PAPPENHEIM, SOLOMON (1740–1814), Hebrew linguist and poet. Born in Zuelz (Germany), Pappenheim served as a dayyan in Breslau until his death. He first became known as a linguist in his three-part Yeri'ot Shelomo (1784, 1811, and 1831), a study of synonyms. Although an ardent advocate of the Haskalah, Pappenheim opposed religious reforms and David *Friedlaender's proposal (1812) that education be entrusted to the government.
His contribution to modern Hebrew literature is his small book, Aggadat Arba Kosot ("Legend of Four Glasses"; Berlin, 1790 and often reprinted), a work influenced by family tragedies and by Night Thoughts by the English poet Edward Young. Pappenheim's book, which begins with sorrow and ends with exultation and faith, is written in poetic prose. The poet, on the one hand, writes in a classical, rationalist vein from the standpoint of the structure and spirit of the work, and he preaches and believes in reason and morality. On the other hand, he is influenced by the sentimentalism that had begun to affect contemporary literature, which cried out against fate and yearned for nature and night. Aggadat Arba Kosot is one of the foundations of Hebrew lyricism, and its influence may be seen in the poetry of A.D.B. (Adam ha-Kohen) *Lebensohn and his son, M.J. *Lebensohn.

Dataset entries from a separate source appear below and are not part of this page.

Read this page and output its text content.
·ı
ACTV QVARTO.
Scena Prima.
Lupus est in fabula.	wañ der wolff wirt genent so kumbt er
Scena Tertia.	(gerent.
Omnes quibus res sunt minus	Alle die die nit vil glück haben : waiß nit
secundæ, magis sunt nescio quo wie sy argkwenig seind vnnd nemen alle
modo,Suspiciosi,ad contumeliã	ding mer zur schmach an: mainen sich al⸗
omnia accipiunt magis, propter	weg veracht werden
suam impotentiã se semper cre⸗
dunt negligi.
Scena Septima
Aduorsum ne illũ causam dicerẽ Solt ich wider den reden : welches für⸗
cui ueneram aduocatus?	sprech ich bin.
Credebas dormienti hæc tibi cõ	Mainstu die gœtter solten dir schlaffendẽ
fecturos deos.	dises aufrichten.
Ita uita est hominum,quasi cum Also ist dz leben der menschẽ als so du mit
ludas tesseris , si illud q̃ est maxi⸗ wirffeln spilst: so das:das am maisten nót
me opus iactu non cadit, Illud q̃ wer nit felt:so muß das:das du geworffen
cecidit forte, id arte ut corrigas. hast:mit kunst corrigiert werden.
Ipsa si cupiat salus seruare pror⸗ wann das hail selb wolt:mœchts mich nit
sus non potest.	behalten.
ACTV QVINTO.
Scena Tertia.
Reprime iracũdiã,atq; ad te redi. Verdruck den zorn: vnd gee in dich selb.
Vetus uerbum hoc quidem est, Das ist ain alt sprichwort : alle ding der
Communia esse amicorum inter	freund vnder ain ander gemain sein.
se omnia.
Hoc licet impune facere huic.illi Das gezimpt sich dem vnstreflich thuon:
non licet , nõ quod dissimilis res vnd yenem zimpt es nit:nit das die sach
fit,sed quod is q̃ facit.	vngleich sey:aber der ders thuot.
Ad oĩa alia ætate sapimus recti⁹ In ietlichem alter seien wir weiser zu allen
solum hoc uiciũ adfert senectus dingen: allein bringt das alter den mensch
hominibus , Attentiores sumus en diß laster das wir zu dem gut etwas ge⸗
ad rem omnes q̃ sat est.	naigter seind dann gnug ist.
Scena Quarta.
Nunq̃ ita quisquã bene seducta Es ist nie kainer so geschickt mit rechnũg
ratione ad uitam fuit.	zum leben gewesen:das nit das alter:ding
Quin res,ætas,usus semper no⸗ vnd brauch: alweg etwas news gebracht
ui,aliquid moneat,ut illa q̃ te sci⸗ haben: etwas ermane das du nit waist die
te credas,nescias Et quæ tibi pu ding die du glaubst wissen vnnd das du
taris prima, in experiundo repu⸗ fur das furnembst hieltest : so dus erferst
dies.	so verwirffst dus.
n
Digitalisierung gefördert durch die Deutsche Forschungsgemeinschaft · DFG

H.A. Wolfson, in: Jewish Studies… Israel Abrahams (1927), 427–40; F. Delitzsch, Zur Geschichte der juedischen Poesie (Leipzig, 1836), 110; Lachower, Sifrut, 1 (1963), 96–99; Klausner, Sifrut, 1 (1952), 254–60; H.G. Shapira, Toledot ha-Sifrut ha-Ivrit ha-Ḥadashah (1939), 346–54; Zinberg, Sifrut, 5 (1959), 114–6; Zeitlin, Bibliotheca, index.